More than a month after Delhi’s Northeast was rattled by communal violence, residents here are now struggling with another difficult situation – the coronavirus pandemic. As the entire country is in lockdown, families in riot hit areas are living in fear – having lost their homes, belongings and loved ones in the violence.
In Delhi’s Shiv Vihar – which saw some of the worst violence during the riots – some families have started coming back due to fear of the Covid19 pandemic. These families were taking refuge in shelter homes after the violence.
The streets here still wear an empty look, with just paramilitary and the Rapid Action Force on duty. This correspondent was questioned by the officers on duty in Shiv Vihar.
The whole street is deserted with only a few people on the streets, and force members standing on guard. On a street a few feet away, people are sitting outside their homes. There is silence in the narrow alleys. When this correspondent had visited the same alley during the riots in late February, it was deserted; there was destruction and debris, and no people in sight. Even the birds didn’t fly over this sky.
The street has since seen some families return home – people from both Hindu and Muslim communities. A few people are sitting outside their homes but no one is talking. There is a silence, and the smattering of residents cautiously eye any new person entering the street.
Ramesh is a security guard who had run away when the violence took place. “After the pandemic started we had no choice but to come back,” he says. “Besides, how will we earn and live if we didn’t come back?”
Ramesh hails from Uttar Pradesh and has no work due to the lockdown. His house was not burnt or vandalised but as the street saw such brutal violence, he ran away.
Sitting with his sons, Ramesh says it is difficult to cope with so many challenges – from the violence to now, this pandemic. The root of the difficulty is that the family has no means of earning money. “We need to earn to be able to eat. At the moment, we are getting ration from the government, but later we will need to work to earn,” he says.
A few houses down, Hussain sits alongside his granddaughter and a neighbour. The 70-year-old speaks of tensions between the two communities post the riots. “We talk cordially but the hate has already spread.

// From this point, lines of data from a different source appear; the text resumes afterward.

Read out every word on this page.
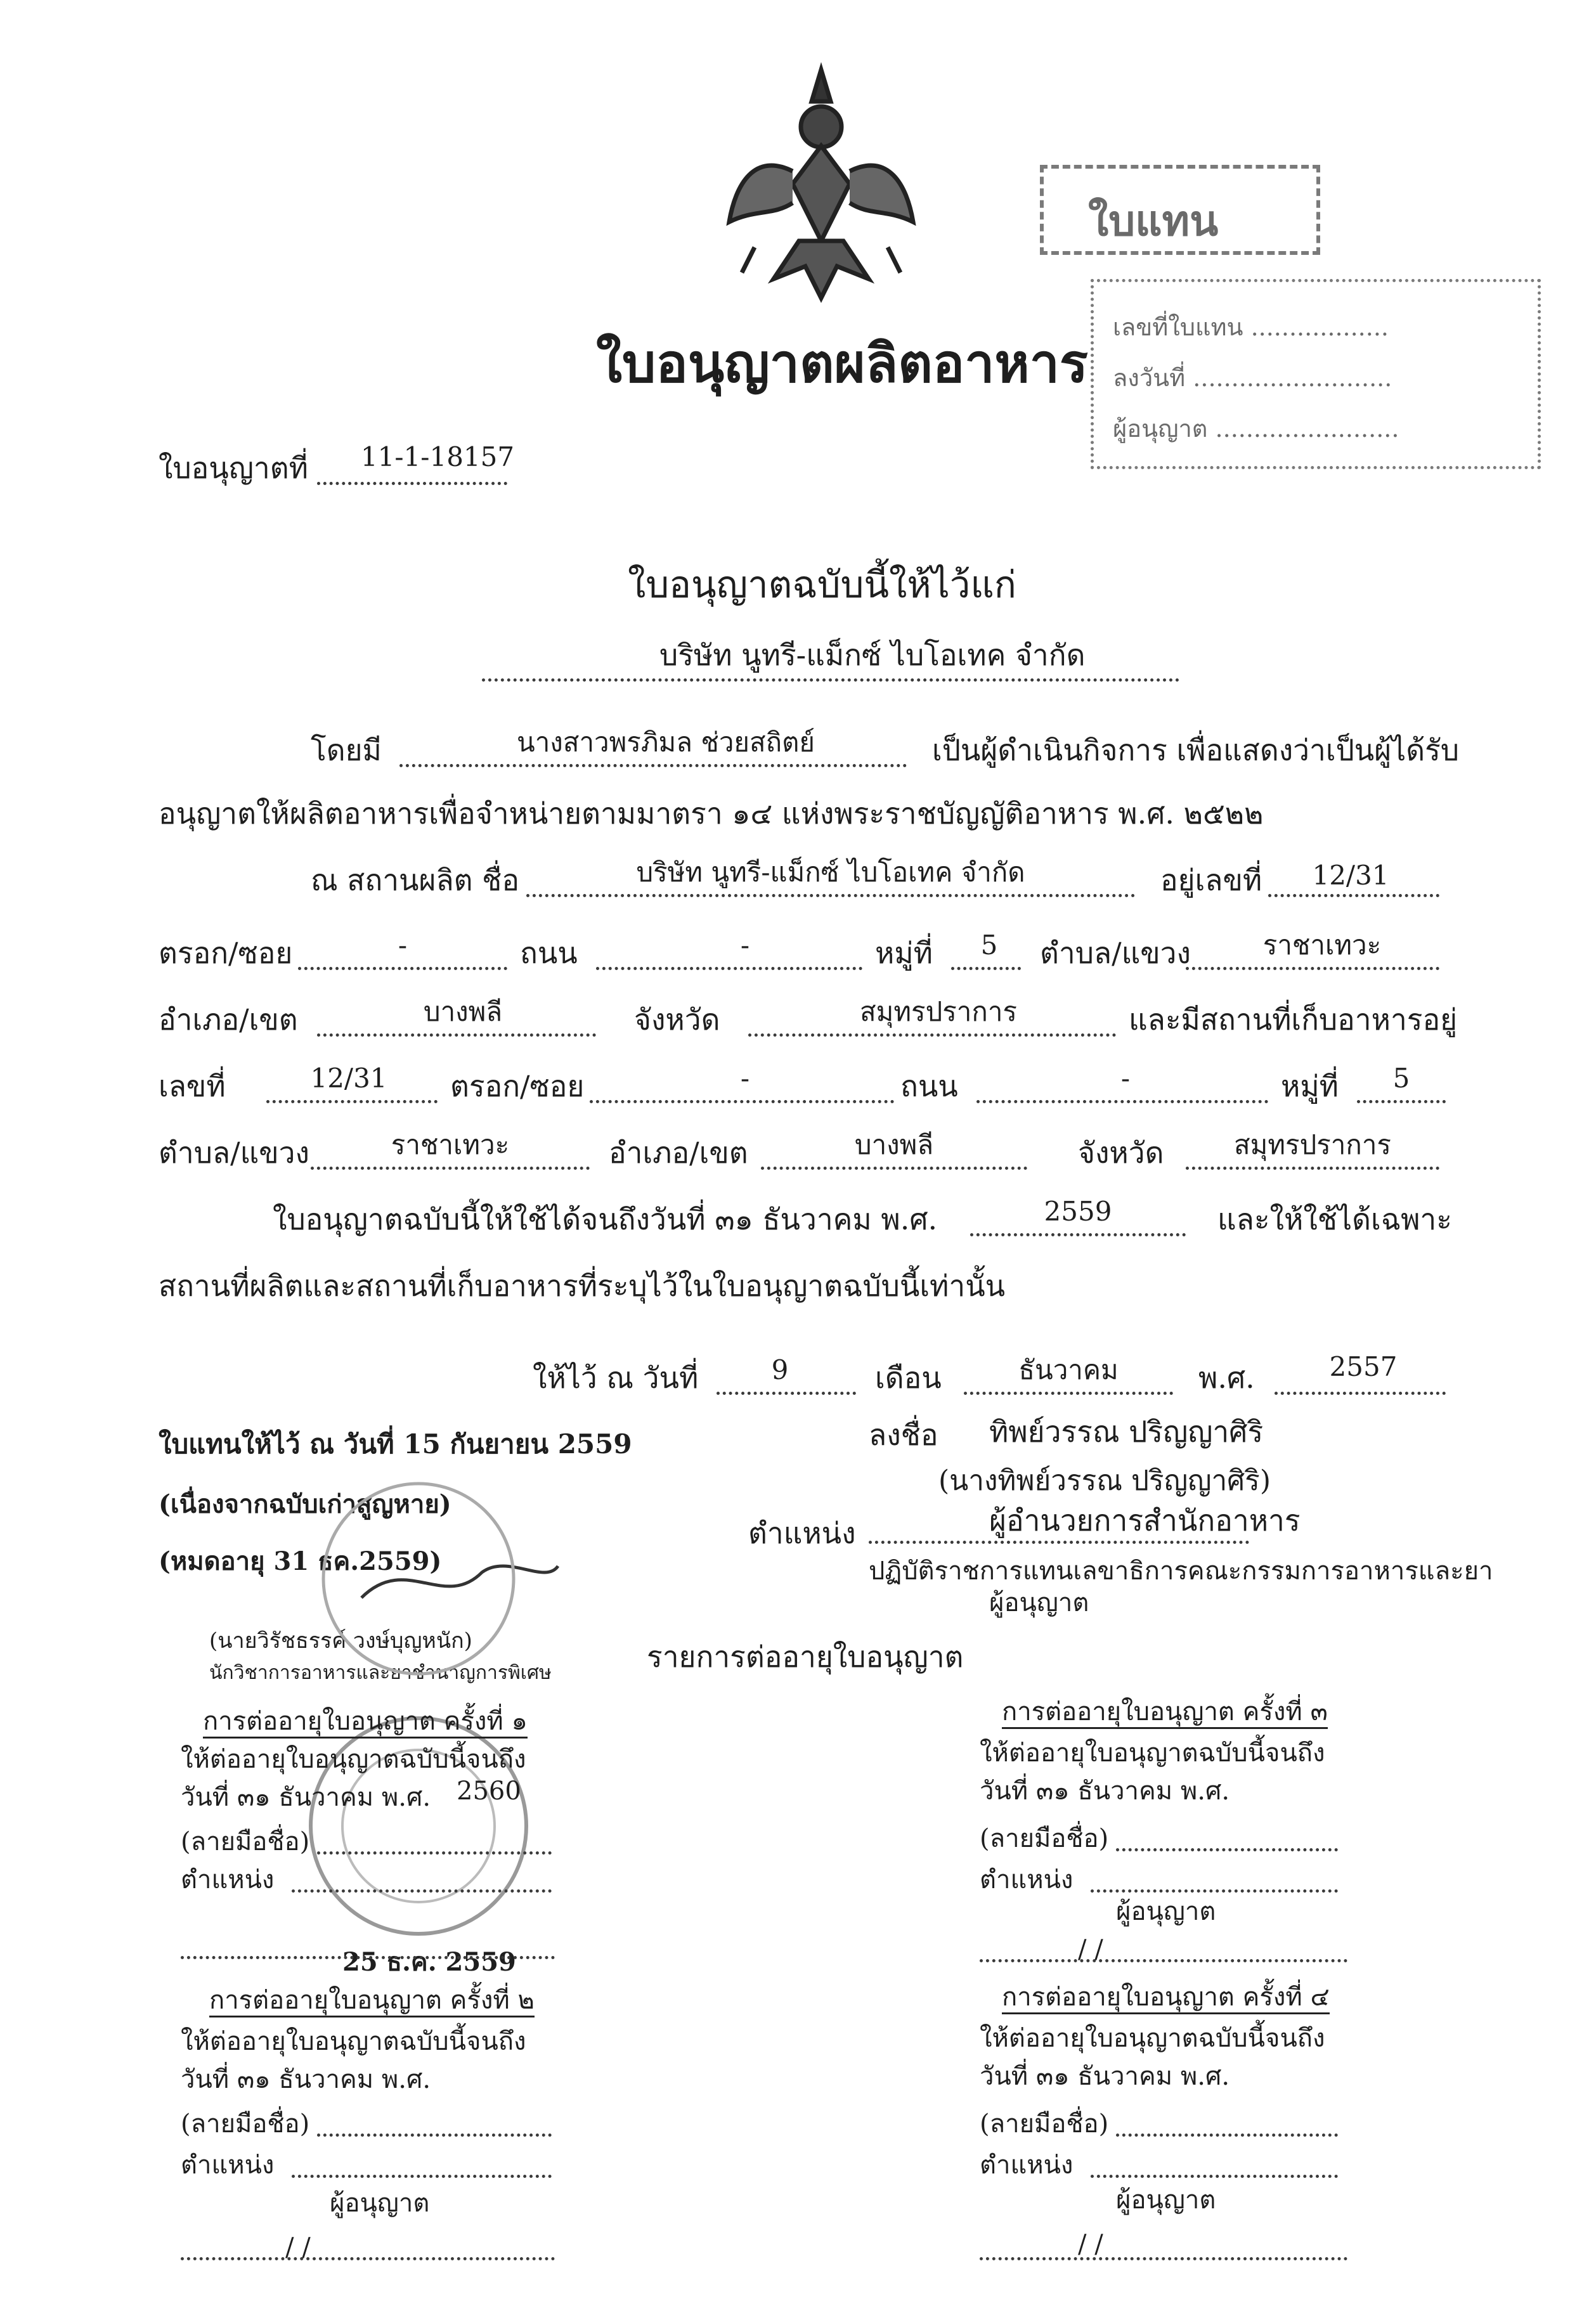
ใบอนุญาตผลิตอาหาร
เลขที่ใบแทน ..................
ลงวันที่ ..........................
ผู้อนุญาต ........................
ใบแทน
ใบอนุญาตที่ 11-1-18157
ใบอนุญาตฉบับนี้ให้ไว้แก่
บริษัท นูทรี-แม็กซ์ ไบโอเทค จำกัด
โดยมี	นางสาวพรภิมล ช่วยสถิตย์	เป็นผู้ดำเนินกิจการ เพื่อแสดงว่าเป็นผู้ได้รับ
อนุญาตให้ผลิตอาหารเพื่อจำหน่ายตามมาตรา ๑๔ แห่งพระราชบัญญัติอาหาร พ.ศ. ๒๕๒๒
ณ สถานผลิต ชื่อ	บริษัท นูทรี-แม็กซ์ ไบโอเทค จำกัด	อยู่เลขที่	12/31
ตรอก/ซอย	-	ถนน	-	หมู่ที่	5	ตำบล/แขวง	ราชาเทวะ
อำเภอ/เขต	บางพลี	จังหวัด	สมุทรปราการ	และมีสถานที่เก็บอาหารอยู่
เลขที่	12/31	ตรอก/ซอย	-	ถนน	-	หมู่ที่	5
ตำบล/แขวง	ราชาเทวะ	อำเภอ/เขต	บางพลี	จังหวัด	สมุทรปราการ
ใบอนุญาตฉบับนี้ให้ใช้ได้จนถึงวันที่ ๓๑ ธันวาคม พ.ศ.	2559	และให้ใช้ได้เฉพาะ
สถานที่ผลิตและสถานที่เก็บอาหารที่ระบุไว้ในใบอนุญาตฉบับนี้เท่านั้น
ให้ไว้ ณ วันที่	9	เดือน	ธันวาคม	พ.ศ.	2557
ใบแทนให้ไว้ ณ วันที่ 15 กันยายน 2559
(เนื่องจากฉบับเก่าสูญหาย)
(หมดอายุ 31 ธค.2559)
(นายวิรัชธรรค์ วงษ์บุญหนัก)
นักวิชาการอาหารและยาชำนาญการพิเศษ
ลงชื่อ ทิพย์วรรณ ปริญญาศิริ
(นางทิพย์วรรณ ปริญญาศิริ)
ตำแหน่ง	ผู้อำนวยการสำนักอาหาร
ปฏิบัติราชการแทนเลขาธิการคณะกรรมการอาหารและยา
ผู้อนุญาต
รายการต่ออายุใบอนุญาต
การต่ออายุใบอนุญาต ครั้งที่ ๑
ให้ต่ออายุใบอนุญาตฉบับนี้จนถึง
วันที่ ๓๑ ธันวาคม พ.ศ. 2560
(ลายมือชื่อ)
ตำแหน่ง
25 ธ.ค. 2559
การต่ออายุใบอนุญาต ครั้งที่ ๒
ให้ต่ออายุใบอนุญาตฉบับนี้จนถึง
วันที่ ๓๑ ธันวาคม พ.ศ.
(ลายมือชื่อ)
ตำแหน่ง
ผู้อนุญาต
/ /
การต่ออายุใบอนุญาต ครั้งที่ ๓
ให้ต่ออายุใบอนุญาตฉบับนี้จนถึง
วันที่ ๓๑ ธันวาคม พ.ศ.
(ลายมือชื่อ)
ตำแหน่ง
ผู้อนุญาต
/ /
การต่ออายุใบอนุญาต ครั้งที่ ๔
ให้ต่ออายุใบอนุญาตฉบับนี้จนถึง
วันที่ ๓๑ ธันวาคม พ.ศ.
(ลายมือชื่อ)
ตำแหน่ง
ผู้อนุญาต
/ /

There is no going back,” he says, sadly.
Hussain, along with his family came back to the area due to the pandemic. “Half the people came back due to the pandemic, otherwise everyone was too scared to come back,” he said.
The families are given ration or cooked food by civil society organisations and the government. However, the destruction still persists and is visible everywhere – in burnt houses, roads with stones, and endless stories of horror and trauma.
Adjacent to this alley is the house of Naresh Chand, which was gutted in the fire after mobs threw cylinders inside his home. A shop attached to his home was also burnt down. The house is next to the Madina Masjid, which they also attacked and burnt. “The house was vandalised after which it was burnt to ashes. We made some repairs and have come back to stay in our half-burnt home,” Chand tells The Citizen.
He is 65 years old and returned to the half-burnt house with his wife. His other family members are meanwhile living in a rented apartment. “Only we came back here. And now as the pandemic started, we have nowhere to go either. Our shop was burnt and we have no work,” he says.
In the opposite alley, Bano is waiting for her husband who is partially paralysed and on a vist to the doctor for a check-up. Bano’s house was also gutted in the fire, but they haven’t been able to repair it, which is why the whole family is living in a rented room near their relatives’ house.
“I still remember how a mob stood near our house, burning and throwing cylinders inside houses. My husband is so unwell and we live with our two sons and their wives and children. The moment the mob entered our street, we somehow managed to run as the RAF had come to rescue us,” she says.
With tears rolling down her eyes and covering her face, Bano says the mob threatened her 21-year-old daughter. “They told us they will do something to her,” she says, almost sobbing.
The family had been living in the Mustafabad Eidgah but left it within days as they managed to find a room. Now with the pandemic, Bano is miserable as all relief and compensation work has stopped. “We got Rs. 25,000 after we filled the form,” she says.
Bano visits her house every day as she doesn’t feel like staying anywhere else. “It was my home after all and I miss it. Although there is nothing left, it is still home for me,” she says in a whisper.
The house is in ashes. Bano stands in the middle of the debris, narrating her ordeal.
Many families were asked to leave and go back to their houses – burnt down or otherwise – due to the pandemic. This has left many vulnerable. Ram Giri who lives opposite to the nala says his family doesn’t get rations. “Cooked food comes but we are told it’s not for us,” he tells this correspondent.
The family of eight was told to leave due to the number of people. “We had to come here because we are a lot of family members,” says Ram Giri’s daughter. The family say they fear living here but have no choice.
“We had not even recovered from the riots, had not even stood back up and then this happened,” said Hussain, looking at his granddaughter. Amidst the misery the people are only thankful for their family and ironically, the presence of the paramilitary force.
The families are still waiting for compensation, but with the current lockdown it seems the wait is going to be longer.